CHARLOTTE, N.C. — The coronavirus pandemic has been devastating in so many ways, but the isolation can be extremely difficult, especially for patients spending their final moments alone.
A nurse at Novant Health brought comfort to a local family who could not be there to say goodbye to their father and grandfather.
It's not how anyone pictures saying goodbye to a loved one and a Zoom call is not what Cassie Brault wanted for McArthur Mackey and his family.
“I could tell by the way they were acting they wanted to be in that room so bad and they just wanted him to have that love and that he was not alone, and I don't know what came over me but I was just thinking I have to hold this man’s hand, I have to,” said Cassie Brault, RN.
She's a nurse in the ICU at Novant. Mackey was her first patient to pass away from coronavirus.
“Death is so hard, it hits me every time, I’m not immune. It still is a huge deal. However, family is with them, holding their hand when they take their last breath,” she said “Dealing with that death was different because the only thing I could offer them was the video call.”
But what she did on the video call made a lasting impact on Wayne Winfield, McArthur’s son. Nurses don’t usually get to see their patients’ families after the fact, but WCNC Charlotte reunited Brault with Winfield over Zoom.
"You did a great job.
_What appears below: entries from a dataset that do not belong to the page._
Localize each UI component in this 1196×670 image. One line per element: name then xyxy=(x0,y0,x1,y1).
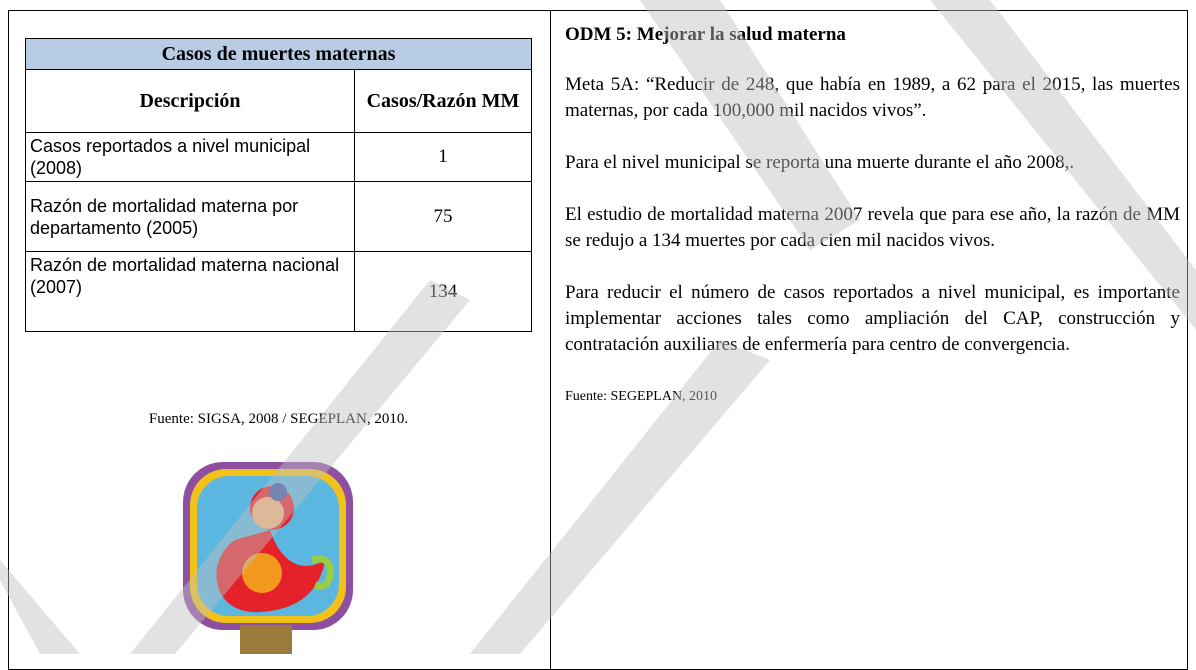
page: {"table": {"title": "Casos de muertes ma… xyxy=(0,0,1196,654)
table-title: Casos de muertes maternas xyxy=(26,39,532,70)
divider xyxy=(550,10,551,670)
table-cell: 75 xyxy=(355,182,532,252)
data-table: Casos de muertes maternas Descripción Ca… xyxy=(25,38,532,332)
table-cell: Casos reportados a nivel municipal (2008… xyxy=(26,133,355,182)
table-cell: 1 xyxy=(355,133,532,182)
table-cell: Razón de mortalidad materna nacional (20… xyxy=(26,252,355,332)
table-cell: Razón de mortalidad materna por departam… xyxy=(26,182,355,252)
section-source: Fuente: SEGEPLAN, 2010 xyxy=(565,384,1180,410)
paragraph: Meta 5A: “Reducir de 248, que había en 1… xyxy=(565,72,1180,124)
table-cell: 134 xyxy=(355,252,532,332)
section-heading: ODM 5: Mejorar la salud materna xyxy=(565,22,1180,48)
paragraph: Para reducir el número de casos reportad… xyxy=(565,280,1180,358)
table-header: Casos/Razón MM xyxy=(355,70,532,133)
table-header: Descripción xyxy=(26,70,355,133)
text-column: ODM 5: Mejorar la salud materna Meta 5A:… xyxy=(565,22,1180,436)
paragraph: Para el nivel municipal se reporta una m… xyxy=(565,150,1180,176)
table-source: Fuente: SIGSA, 2008 / SEGEPLAN, 2010. xyxy=(25,411,532,428)
paragraph: El estudio de mortalidad materna 2007 re… xyxy=(565,202,1180,254)
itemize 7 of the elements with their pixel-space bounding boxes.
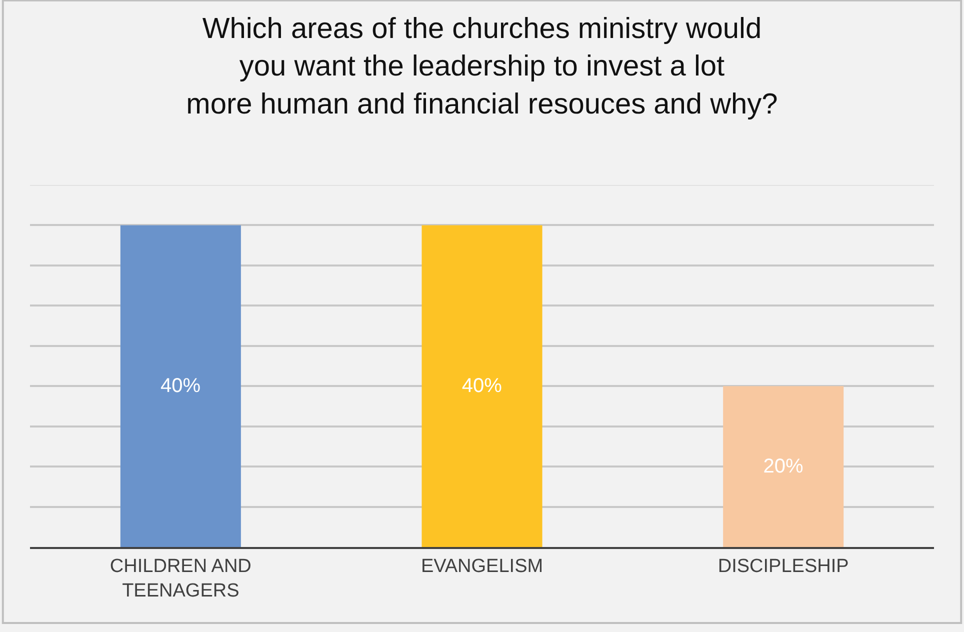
x-tick-label: EVANGELISM <box>420 556 544 577</box>
data-label: 20% <box>763 456 804 478</box>
x-tick-label: CHILDREN AND TEENAGERS <box>110 556 252 602</box>
data-label: 40% <box>462 375 502 398</box>
chart-title: Which areas of the churches ministry would you want the leadership to invest a lot more human and financial resouces and why? <box>186 12 778 120</box>
data-label: 40% <box>160 375 201 398</box>
x-tick-label: DISCIPLESHIP <box>718 556 849 577</box>
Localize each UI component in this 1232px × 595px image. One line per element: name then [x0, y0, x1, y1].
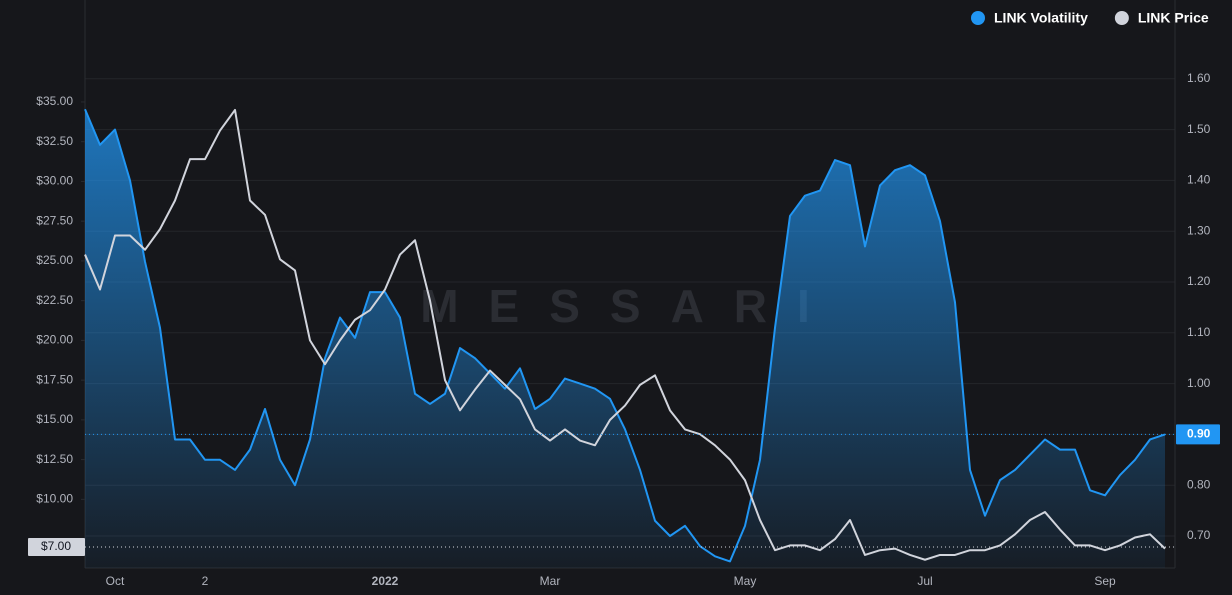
y2-tick-label: 0.80 — [1187, 477, 1211, 491]
x-tick-label: 2022 — [372, 574, 399, 588]
marker-box — [28, 538, 85, 557]
legend-label: LINK Price — [1138, 10, 1209, 26]
line — [84, 108, 1166, 561]
marker-label: $7.00 — [41, 539, 71, 553]
area — [85, 109, 1165, 568]
marker-box — [1176, 424, 1220, 445]
marker-label: 0.90 — [1187, 427, 1211, 441]
y-tick-label: $15.00 — [36, 412, 73, 426]
y2-tick-label: 1.00 — [1187, 376, 1211, 390]
x-tick-label: May — [734, 574, 757, 588]
y2-tick-label: 1.40 — [1187, 173, 1211, 187]
y2-tick-label: 1.20 — [1187, 274, 1211, 288]
y2-tick-label: 0.70 — [1187, 528, 1211, 542]
y2-tick-label: 1.30 — [1187, 223, 1211, 237]
y-tick-label: $25.00 — [36, 253, 73, 267]
watermark: MESSARI — [420, 280, 840, 332]
y-tick-label: $22.50 — [36, 293, 73, 307]
y-tick-label: $12.50 — [36, 452, 73, 466]
x-tick-label: Jul — [917, 574, 932, 588]
legend-label: LINK Volatility — [994, 10, 1088, 26]
x-tick-label: 2 — [202, 574, 209, 588]
y2-tick-label: 1.10 — [1187, 325, 1211, 339]
y-tick-label: $20.00 — [36, 333, 73, 347]
line — [84, 108, 1166, 563]
x-tick-label: Oct — [106, 574, 125, 588]
x-tick-label: Sep — [1094, 574, 1116, 588]
y-tick-label: $35.00 — [36, 94, 73, 108]
y-tick-label: $17.50 — [36, 372, 73, 386]
y2-tick-label: 1.60 — [1187, 71, 1211, 85]
x-tick-label: Mar — [540, 574, 561, 588]
y2-tick-label: 1.50 — [1187, 122, 1211, 136]
legend-swatch — [971, 11, 985, 25]
legend-swatch — [1114, 11, 1129, 25]
y-tick-label: $32.50 — [36, 134, 73, 148]
y-tick-label: $10.00 — [36, 492, 73, 506]
y-tick-label: $27.50 — [36, 213, 73, 227]
y-tick-label: $30.00 — [36, 174, 73, 188]
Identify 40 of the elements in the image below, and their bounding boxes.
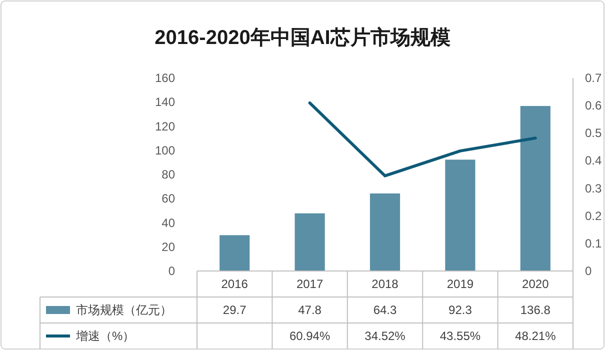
- y2-tick-label: 0.3: [585, 181, 602, 196]
- y-tick-label: 20: [162, 240, 176, 254]
- y2-tick-label: 0.6: [585, 98, 602, 113]
- y2-tick-label: 0.2: [585, 208, 602, 223]
- bar: [520, 106, 550, 271]
- data-label: 47.8: [298, 303, 322, 317]
- y-tick-label: 80: [162, 168, 176, 182]
- data-label: 34.52%: [364, 329, 406, 343]
- y-tick-label: 100: [154, 143, 176, 158]
- y2-tick-label: 0: [585, 264, 592, 278]
- y2-tick-label: 0.7: [585, 71, 602, 85]
- bar: [294, 213, 325, 271]
- legend-label: 增速（%）: [75, 329, 135, 343]
- bar: [220, 235, 250, 271]
- x-tick-label: 2019: [446, 277, 474, 291]
- data-label: 92.3: [448, 303, 472, 317]
- data-label: 48.21%: [515, 329, 556, 343]
- x-tick-label: 2020: [522, 277, 550, 291]
- y2-tick-label: 0.5: [585, 126, 602, 140]
- data-label: 29.7: [222, 303, 247, 317]
- y-tick-label: 40: [162, 216, 176, 230]
- bar: [445, 160, 476, 271]
- y-tick-label: 120: [154, 119, 176, 134]
- x-tick-label: 2016: [221, 277, 248, 291]
- x-tick-label: 2018: [372, 277, 399, 291]
- y-tick-label: 140: [154, 95, 176, 110]
- y2-tick-label: 0.4: [585, 154, 602, 168]
- data-label: 60.94%: [289, 329, 330, 343]
- chart-title: 2016-2020年中国AI芯片市场规模: [154, 26, 450, 49]
- y-tick-label: 60: [162, 192, 176, 206]
- data-label: 64.3: [373, 303, 397, 317]
- y2-tick-label: 0.1: [585, 236, 602, 250]
- y-tick-label: 0: [168, 264, 176, 278]
- data-label: 136.8: [520, 303, 551, 317]
- bar: [370, 193, 400, 271]
- y-tick-label: 160: [154, 71, 176, 85]
- line-series: [308, 101, 537, 178]
- legend-label: 市场规模（亿元）: [76, 303, 172, 317]
- x-tick-label: 2017: [296, 277, 324, 291]
- data-label: 43.55%: [440, 329, 481, 343]
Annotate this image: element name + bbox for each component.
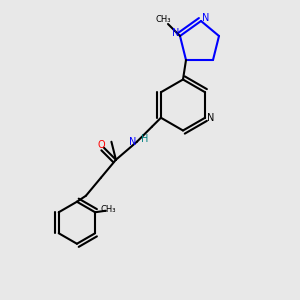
Text: O: O: [97, 140, 105, 150]
Text: H: H: [141, 134, 148, 144]
Text: N: N: [172, 28, 179, 38]
Text: N: N: [207, 113, 215, 123]
Text: CH₃: CH₃: [101, 205, 116, 214]
Text: N: N: [202, 13, 209, 23]
Text: N: N: [129, 137, 136, 147]
Text: CH₃: CH₃: [156, 15, 171, 24]
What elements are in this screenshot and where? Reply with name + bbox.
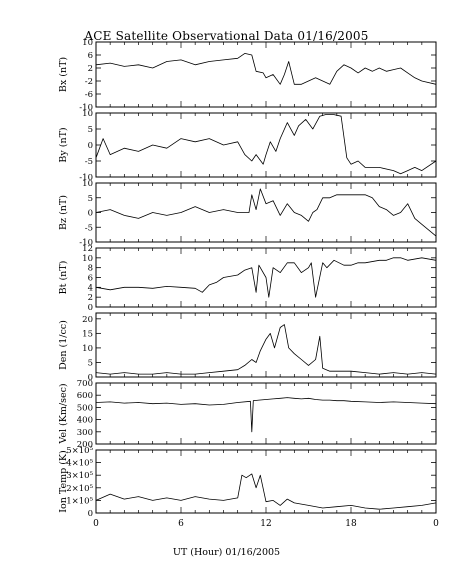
panel-frame xyxy=(95,449,437,514)
y-tick-label: 0 xyxy=(88,303,93,313)
panel-1: 10 6 2 -2 -6 -10 Bx (nT) xyxy=(58,38,437,113)
y-tick-label: 700 xyxy=(77,379,93,389)
y-tick-label: 10 xyxy=(82,179,93,189)
x-tick-label: 0 xyxy=(93,519,99,529)
y-tick-label: -5 xyxy=(85,157,93,167)
y-tick-label: 5×10⁵ xyxy=(66,446,93,456)
y-tick-label: 10 xyxy=(82,254,93,264)
series-line xyxy=(95,257,437,298)
panel-frame xyxy=(95,382,437,445)
y-axis-label: Vel (Km/sec) xyxy=(58,383,69,444)
y-tick-label: -6 xyxy=(85,90,93,100)
y-tick-label: 3×10⁵ xyxy=(66,471,93,481)
y-tick-label: 6 xyxy=(88,51,93,61)
y-tick-label: 2 xyxy=(88,293,93,303)
y-tick-label: 12 xyxy=(82,244,93,254)
y-tick-label: 6 xyxy=(88,274,93,284)
series-line xyxy=(95,188,437,237)
y-tick-label: 5 xyxy=(88,194,93,204)
y-tick-label: -10 xyxy=(79,173,93,183)
y-tick-label: 5 xyxy=(88,125,93,135)
series-line xyxy=(95,114,437,175)
y-axis-label: Ion Temp (K) xyxy=(58,450,69,512)
panel-2: 10 5 0 -5 -10 By (nT) xyxy=(58,109,437,183)
y-tick-label: 10 xyxy=(82,344,93,354)
panel-frame xyxy=(95,41,437,108)
y-tick-label: 0 xyxy=(88,373,93,383)
y-tick-label: 0 xyxy=(88,209,93,219)
y-tick-label: 15 xyxy=(82,329,93,339)
y-tick-label: 600 xyxy=(77,391,93,401)
y-tick-label: 0 xyxy=(88,509,93,519)
panel-frame xyxy=(95,182,437,243)
panel-6: 700 600 500 400 300 200 Vel (Km/sec) xyxy=(58,379,437,450)
y-tick-label: 10 xyxy=(82,38,93,48)
y-tick-label: 0 xyxy=(88,141,93,151)
x-tick-label: 12 xyxy=(260,519,271,529)
panel-5: 20 15 10 5 0 Den (1/cc) xyxy=(58,312,437,383)
y-tick-label: 8 xyxy=(88,264,93,274)
x-tick-label: 6 xyxy=(178,519,184,529)
series-line xyxy=(95,53,437,85)
x-axis-label: UT (Hour) 01/16/2005 xyxy=(172,547,281,558)
y-tick-label: 2×10⁵ xyxy=(66,484,93,494)
y-axis-label: Bx (nT) xyxy=(58,57,69,92)
y-axis-label: Bz (nT) xyxy=(58,195,69,230)
y-tick-label: 400 xyxy=(77,416,93,426)
y-axis-label: By (nT) xyxy=(58,127,69,162)
y-tick-label: -5 xyxy=(85,223,93,233)
y-tick-label: 4×10⁵ xyxy=(66,459,93,469)
y-axis-label: Den (1/cc) xyxy=(58,320,69,370)
panel-3: 10 5 0 -5 -10 Bz (nT) xyxy=(58,179,437,248)
y-tick-label: 1×10⁵ xyxy=(66,496,93,506)
y-tick-label: 500 xyxy=(77,403,93,413)
figure-title: ACE Satellite Observational Data 01/16/2… xyxy=(84,29,369,43)
panel-7: 5×10⁵ 4×10⁵ 3×10⁵ 2×10⁵ 1×10⁵ 0 Ion Temp (K) 0 6… xyxy=(58,446,439,529)
y-tick-label: 300 xyxy=(77,428,93,438)
y-tick-label: 4 xyxy=(88,283,93,293)
y-axis-label: Bt (nT) xyxy=(58,261,69,295)
x-tick-label: 18 xyxy=(345,519,357,529)
series-line xyxy=(95,324,437,375)
y-tick-label: -10 xyxy=(79,103,93,113)
y-tick-label: -10 xyxy=(79,238,93,248)
series-line xyxy=(95,473,437,510)
y-tick-label: 5 xyxy=(88,358,93,368)
y-tick-label: 2 xyxy=(88,64,93,74)
y-tick-label: 200 xyxy=(77,440,93,450)
y-tick-label: -2 xyxy=(85,77,93,87)
series-line xyxy=(95,397,437,433)
y-tick-label: 10 xyxy=(82,109,93,119)
panel-frame xyxy=(95,312,437,378)
panel-frame xyxy=(95,112,437,178)
x-tick-label: 0 xyxy=(433,519,439,529)
y-tick-label: 20 xyxy=(82,315,93,325)
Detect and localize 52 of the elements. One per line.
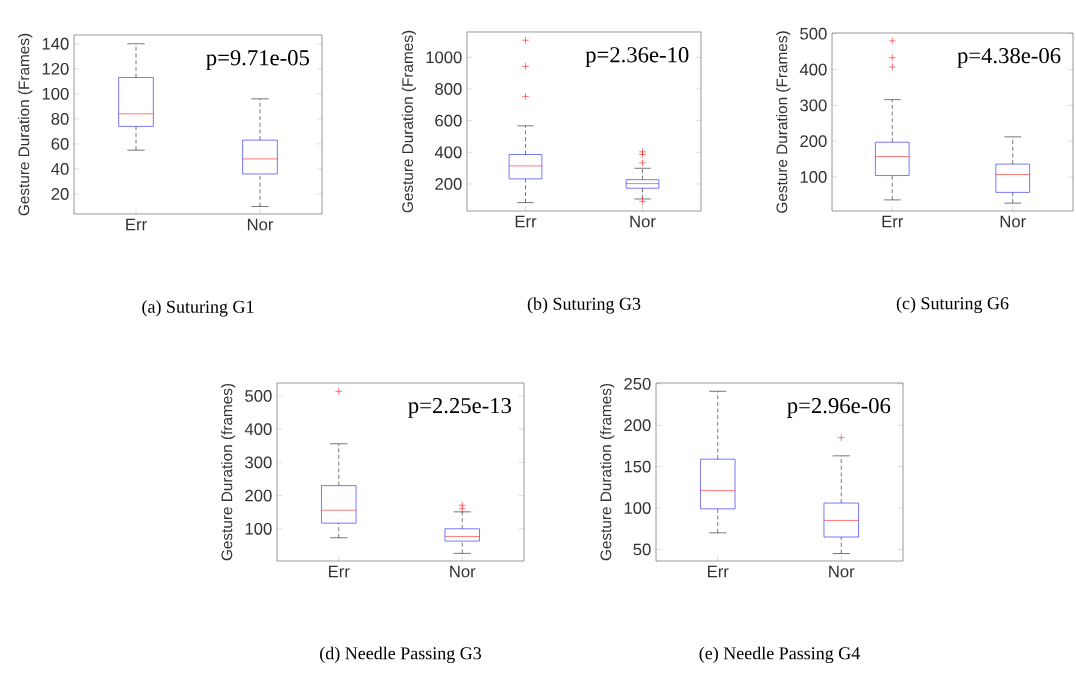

You did the best you could possibly do for my father and I appreciate you,” Winfield told her.
He didn’t know it would be the last time he saw his family when he dropped him off at the emergency room.
"My father used to get out and walk four or five miles in the morning. He would go bowling every Wednesday, he would fish whenever he could. He was very active and in great shape. To go from that to that in 30 days, it was devastating,” said WInfield, urging others to take COVID-19 seriously.
A small gesture that meant to world to one family.
“If he could've met you, I believe he would've loved you too,” Winfield told Brault.